Q: Had we left Wheelus Air Base by this time?
MARTHINSEN: Yes. By the time Kate and I arrived in Tripoli, Wheelus had been closed and all U.S. uniformed personnel had departed. We were still cleaning up what was left in the commissary and things like that.
Q: Could you talk to Libyans or was this a problem?
MARTHINSEN: We had contacts but they were limited, in part because Libyans had been treated rather badly by outside ruling powers, particularly the Ottomans and the Italians. Libyans lacked self-confidence and any sense of nationhood. Most of our contacts were in the Ministry of Foreign Affairs.
Q: What were you interested in as a political officer, signs of dissent?
MARTHINSEN: The big question was what direction would Libya take. Qadhafi saw himself as the son of and probably as the heir to Gamal Abdul Nasser. Shortly after we arrived, in October of '70, Nasser died. The Libyans expressed feelings of despair because the clarion voice of Arab nationalism had been stilled. I have rarely seen such widespread outpouring of sentiment. There were processions of average Libyans marching for hours through the streets of Tripoli.
Q: How were relations between Libya and Egypt at the time?
MARTHINSEN: They were very good at least at the Qadhafi-Nasser levels. And there was much talk of reviving the UAR. The Libyans saw themselves as virtually destined to become members of an expanded United Arab Republic. There is a story to be told about why it never happened. Certainly the sentiment in the street was in favor. I presume it would be that the big difference would have been an economic difference. If you take on the Egyptians as your countrymen, you're going to have to watch your oil-rich pocket very carefully.
Q: Yes. It didn't work very well with the Syrians.
MARTHINSEN: No.
Q: A lot of Egyptians came over to Syria and were not welcomed.
MARTHINSEN: That's right. Well, they had more Egyptians than they had jobs.
Q: This was one of their major exports.
Did Libya have people from the better educated elements of the Arab world, Egypt and Palestine, staffing much of their...
MARTHINSEN: Yes, in particular in the education ministry and the university campuses in Tripoli, and Benghazi. It was very heavily staffed by Egyptians and Palestinians.
Q: How did we view the Libyan relationship with the Soviet Union and the East Bloc?
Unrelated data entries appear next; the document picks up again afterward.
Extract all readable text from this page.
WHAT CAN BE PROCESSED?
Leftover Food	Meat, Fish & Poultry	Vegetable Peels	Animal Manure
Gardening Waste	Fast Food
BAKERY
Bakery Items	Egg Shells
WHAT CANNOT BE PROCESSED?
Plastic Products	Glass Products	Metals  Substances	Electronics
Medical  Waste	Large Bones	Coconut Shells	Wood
MARTHINSEN: Well, our country then was totally fixated with the USS. Any Soviet sales, appearances by delegations, any suggestion of Soviet Russian influence was viewed as a setback to the United States.
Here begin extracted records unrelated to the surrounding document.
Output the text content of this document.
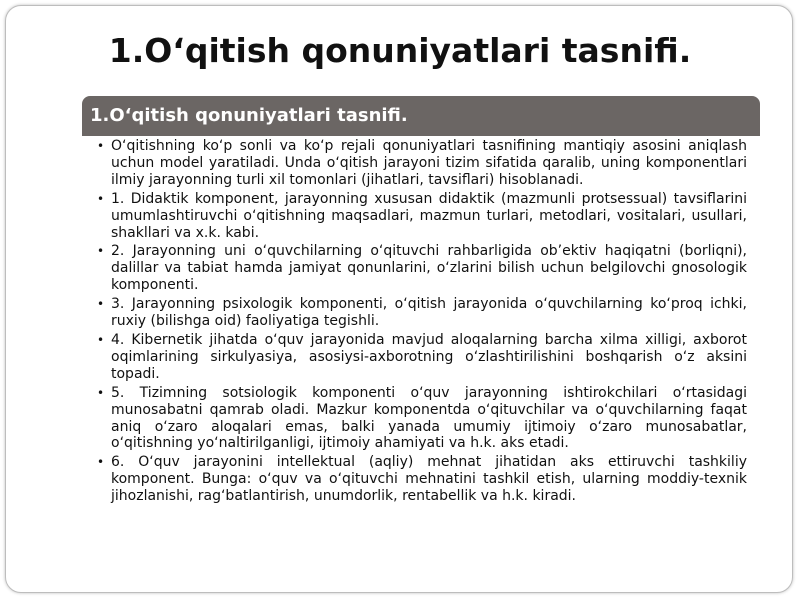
1.O‘qitish qonuniyatlari tasnifi.
1.O‘qitish qonuniyatlari tasnifi.
• O‘qitishning ko‘p sonli va ko‘p rejali qonuniyatlari tasnifining mantiqiy asosini aniqlash uchun model yaratiladi. Unda o‘qitish jarayoni tizim sifatida qaralib, uning komponentlari ilmiy jarayonning turli xil tomonlari (jihatlari, tavsiflari) hisoblanadi.
• 1. Didaktik komponent, jarayonning xususan didaktik (mazmunli protsessual) tavsiflarini umumlashtiruvchi o‘qitishning maqsadlari, mazmun turlari, metodlari, vositalari, usullari, shakllari va x.k. kabi.
• 2. Jarayonning uni o‘quvchilarning o‘qituvchi rahbarligida ob’ektiv haqiqatni (borliqni), dalillar va tabiat hamda jamiyat qonunlarini, o‘zlarini bilish uchun belgilovchi gnosologik komponenti.
• 3. Jarayonning psixologik komponenti, o‘qitish jarayonida o‘quvchilarning ko‘proq ichki, ruxiy (bilishga oid) faoliyatiga tegishli.
• 4. Kibernetik jihatda o‘quv jarayonida mavjud aloqalarning barcha xilma xilligi, axborot oqimlarining sirkulyasiya, asosiysi-axborotning o‘zlashtirilishini boshqarish o‘z aksini topadi.
• 5. Tizimning sotsiologik komponenti o‘quv jarayonning ishtirokchilari o‘rtasidagi munosabatni qamrab oladi. Mazkur komponentda o‘qituvchilar va o‘quvchilarning faqat aniq o‘zaro aloqalari emas, balki yanada umumiy ijtimoiy o‘zaro munosabatlar, o‘qitishning yo‘naltirilganligi, ijtimoiy ahamiyati va h.k. aks etadi.
• 6. O‘quv jarayonini intellektual (aqliy) mehnat jihatidan aks ettiruvchi tashkiliy komponent. Bunga: o‘quv va o‘qituvchi mehnatini tashkil etish, ularning moddiy-texnik jihozlanishi, rag‘batlantirish, unumdorlik, rentabellik va h.k. kiradi.
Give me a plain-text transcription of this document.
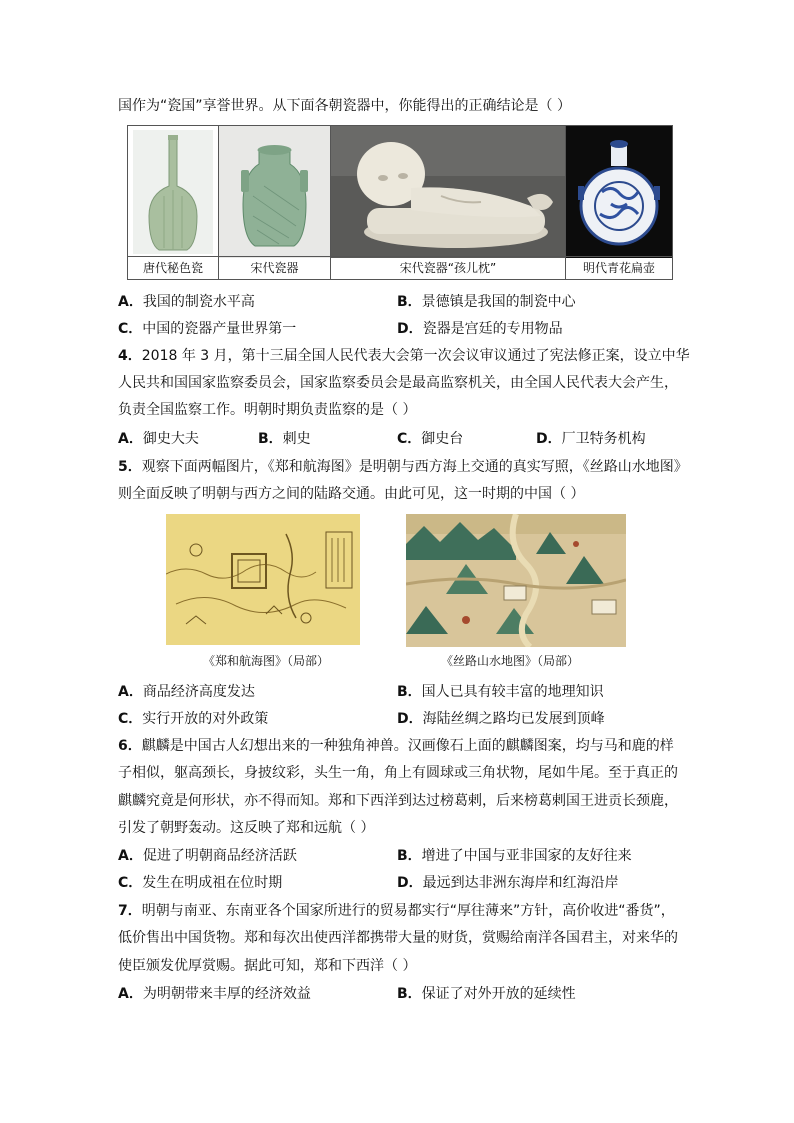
国作为“瓷国”享誉世界。从下面各朝瓷器中，你能得出的正确结论是（ ）
唐代秘色瓷	宋代瓷器	宋代瓷器“孩儿枕”	明代青花扁壶
A．我国的制瓷水平高	B．景德镇是我国的制瓷中心
C．中国的瓷器产量世界第一	D．瓷器是宫廷的专用物品
4．2018 年 3 月，第十三届全国人民代表大会第一次会议审议通过了宪法修正案，设立中华
人民共和国国家监察委员会，国家监察委员会是最高监察机关，由全国人民代表大会产生，
负责全国监察工作。明朝时期负责监察的是（ ）
A．御史大夫	B．刺史	C．御史台	D．厂卫特务机构
5．观察下面两幅图片，《郑和航海图》是明朝与西方海上交通的真实写照，《丝路山水地图》
则全面反映了明朝与西方之间的陆路交通。由此可见，这一时期的中国（ ）
《郑和航海图》（局部）	《丝路山水地图》（局部）
A．商品经济高度发达	B．国人已具有较丰富的地理知识
C．实行开放的对外政策	D．海陆丝绸之路均已发展到顶峰
6．麒麟是中国古人幻想出来的一种独角神兽。汉画像石上面的麒麟图案，均与马和鹿的样
子相似，躯高颈长，身披纹彩，头生一角，角上有圆球或三角状物，尾如牛尾。至于真正的
麒麟究竟是何形状，亦不得而知。郑和下西洋到达过榜葛剌，后来榜葛剌国王进贡长颈鹿，
引发了朝野轰动。这反映了郑和远航（ ）
A．促进了明朝商品经济活跃	B．增进了中国与亚非国家的友好往来
C．发生在明成祖在位时期	D．最远到达非洲东海岸和红海沿岸
7．明朝与南亚、东南亚各个国家所进行的贸易都实行“厚往薄来”方针，高价收进“番货”，
低价售出中国货物。郑和每次出使西洋都携带大量的财货，赏赐给南洋各国君主，对来华的
使臣颁发优厚赏赐。据此可知，郑和下西洋（ ）
A．为明朝带来丰厚的经济效益	B．保证了对外开放的延续性
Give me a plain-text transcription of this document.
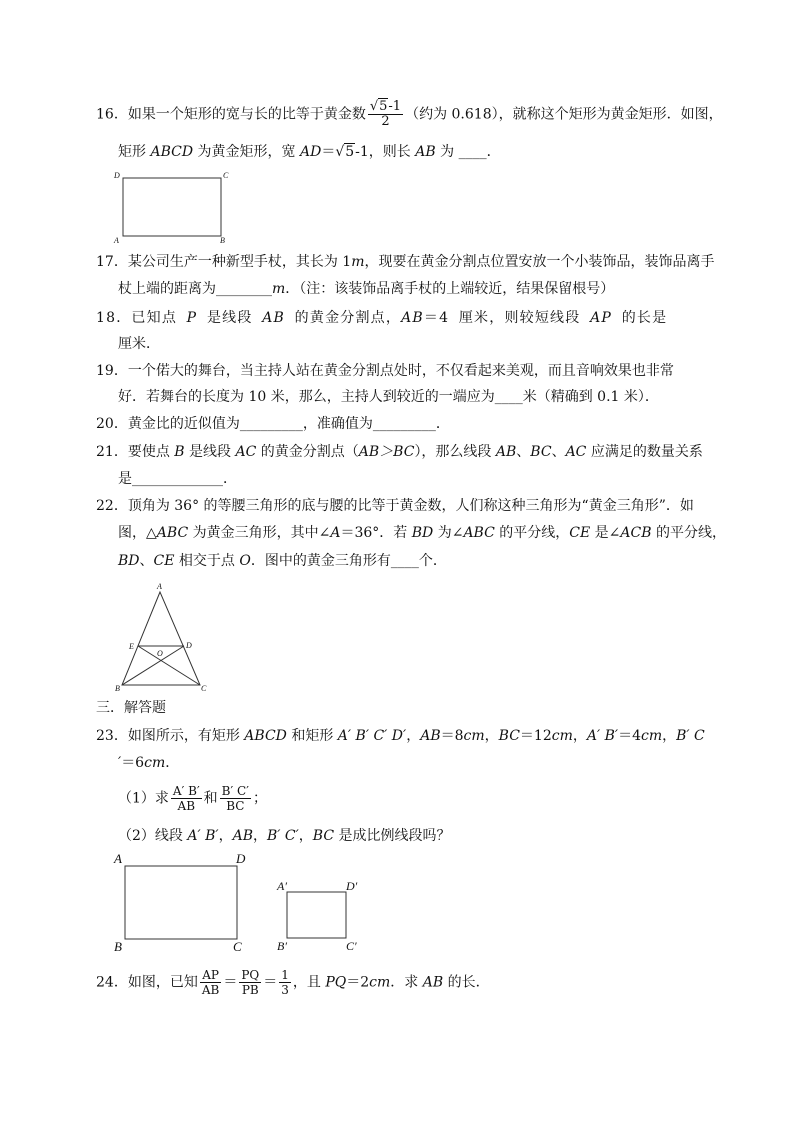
16．如果一个矩形的宽与长的比等于黄金数 $\frac{√5-1}{2}$ （约为 0.618），就称这个矩形为黄金矩形．如图，
矩形 ABCD 为黄金矩形，宽 AD＝√5-1，则长 AB 为 ____．
D	C
A	B
17．某公司生产一种新型手杖，其长为 1m，现要在黄金分割点位置安放一个小装饰品，装饰品离手
杖上端的距离为________m．（注：该装饰品离手杖的上端较近，结果保留根号）
18．已知点 P 是线段 AB 的黄金分割点，AB＝4 厘米，则较短线段 AP 的长是
厘米．
19．一个偌大的舞台，当主持人站在黄金分割点处时，不仅看起来美观，而且音响效果也非常
好．若舞台的长度为 10 米，那么，主持人到较近的一端应为____米（精确到 0.1 米）．
20．黄金比的近似值为_________，准确值为_________．
21．要使点 B 是线段 AC 的黄金分割点（AB＞BC），那么线段 AB、BC、AC 应满足的数量关系
是_____________．
22．顶角为 36° 的等腰三角形的底与腰的比等于黄金数，人们称这种三角形为“黄金三角形”．如
图，△ABC 为黄金三角形，其中∠A＝36°．若 BD 为∠ABC 的平分线，CE 是∠ACB 的平分线，
BD、CE 相交于点 O．图中的黄金三角形有____个．
A
E	D
O
B	C
三．解答题
23．如图所示，有矩形 ABCD 和矩形 A′ B′ C′ D′，AB＝8cm，BC＝12cm，A′ B′＝4cm，B′ C
′＝6cm．
（1）求 $\frac{A' B'}{AB}$ 和 $\frac{B' C'}{BC}$ ；
（2）线段 A′ B′，AB，B′ C′，BC 是成比例线段吗？
A	D
B	C
A′	D′
B′	C′
24．如图，已知 $\frac{AP}{AB} = \frac{PQ}{PB} = \frac{1}{3}$ ，且 PQ＝2cm．求 AB 的长．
Q: Were there a lot of Soviet types running around Libya?
MARTHINSEN: No, but that probably is more a reflection of the lack of self-confidence and the xenophobia which were characteristic of Libyan society, particularly among the high-ranking members of the regime. Libyans were almost afraid they were going to be taken to the cleaners.
Q: How about oil developments? Was this going on despite the politics?
MARTHINSEN: Yes, it was.
Q: Including Americans?
MARTHINSEN: Oh, yes.
Q: Were we having trouble with the assistance, Arabic in the passports and that sort of thing?
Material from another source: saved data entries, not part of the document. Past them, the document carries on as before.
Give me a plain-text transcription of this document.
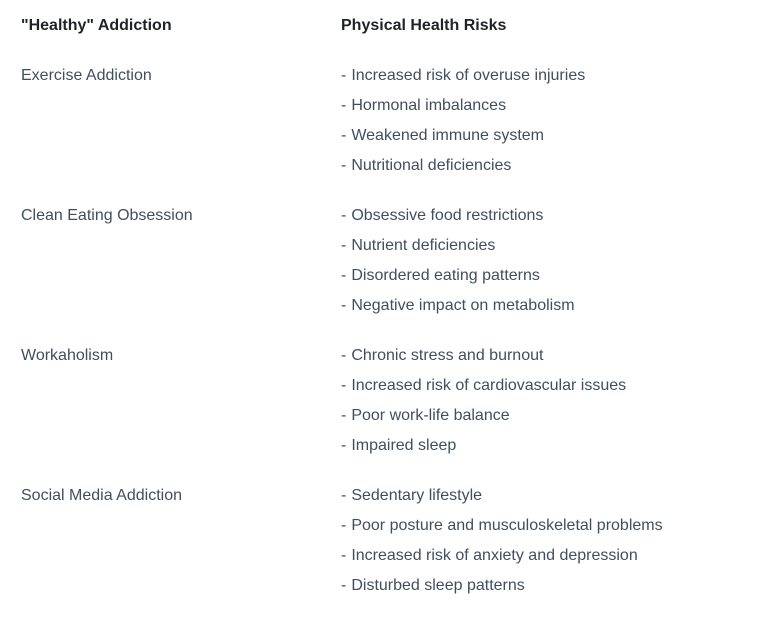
"Healthy" Addiction	Physical Health Risks
Exercise Addiction	- Increased risk of overuse injuries
- Hormonal imbalances
- Weakened immune system
- Nutritional deficiencies
Clean Eating Obsession	- Obsessive food restrictions
- Nutrient deficiencies
- Disordered eating patterns
- Negative impact on metabolism
Workaholism	- Chronic stress and burnout
- Increased risk of cardiovascular issues
- Poor work-life balance
- Impaired sleep
Social Media Addiction	- Sedentary lifestyle
- Poor posture and musculoskeletal problems
- Increased risk of anxiety and depression
- Disturbed sleep patterns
MARTHINSEN: That brought me to one of the points of my Foreign Service career that was certainly disturbing. It involved good news and bad news. Qadhafi decided that Arabic was as much an international language as English, Russian, Chinese, and French, and therefore all foreigners visiting or going to Libya had to have their passports translated into Arabic. Initially the reaction of particularly the Western countries was, “Oh, forget it. No way.” For a while, that worked. And then on a weekend, he ordered that the regulation be enforced. All travelers were denied entry or exit if they had passports that were not translated into Arabic. Quite by coincidence, one of the members of the embassy was off in Tunisia that weekend. So, he was stuck abroad. I was kind of point man in seeking a solution to this particular problem. We devised several schemes to try and circumvent the difficulties. We arranged for our colleague to fly to France and to get on a flight to Tripoli carrying the French ambassador, who had been on leave, and several French peddlers of fighter aircraft. We thought surely if our colleague is arriving on the same plane (and the French had told us that they weren't translating their passports into Arabic; they would do what the UN required and nothing more) we could point out the difference in treatment accorded the French Ambassador and his team and our colleague. And then we played with that strategy a little bit and decided to delay matters until that flight left; our colleague would at least be on the ground. It didn't work. Finally, they got rough. I had been annoying them by pointing out these discrepancies in their behavior towards the French and the American.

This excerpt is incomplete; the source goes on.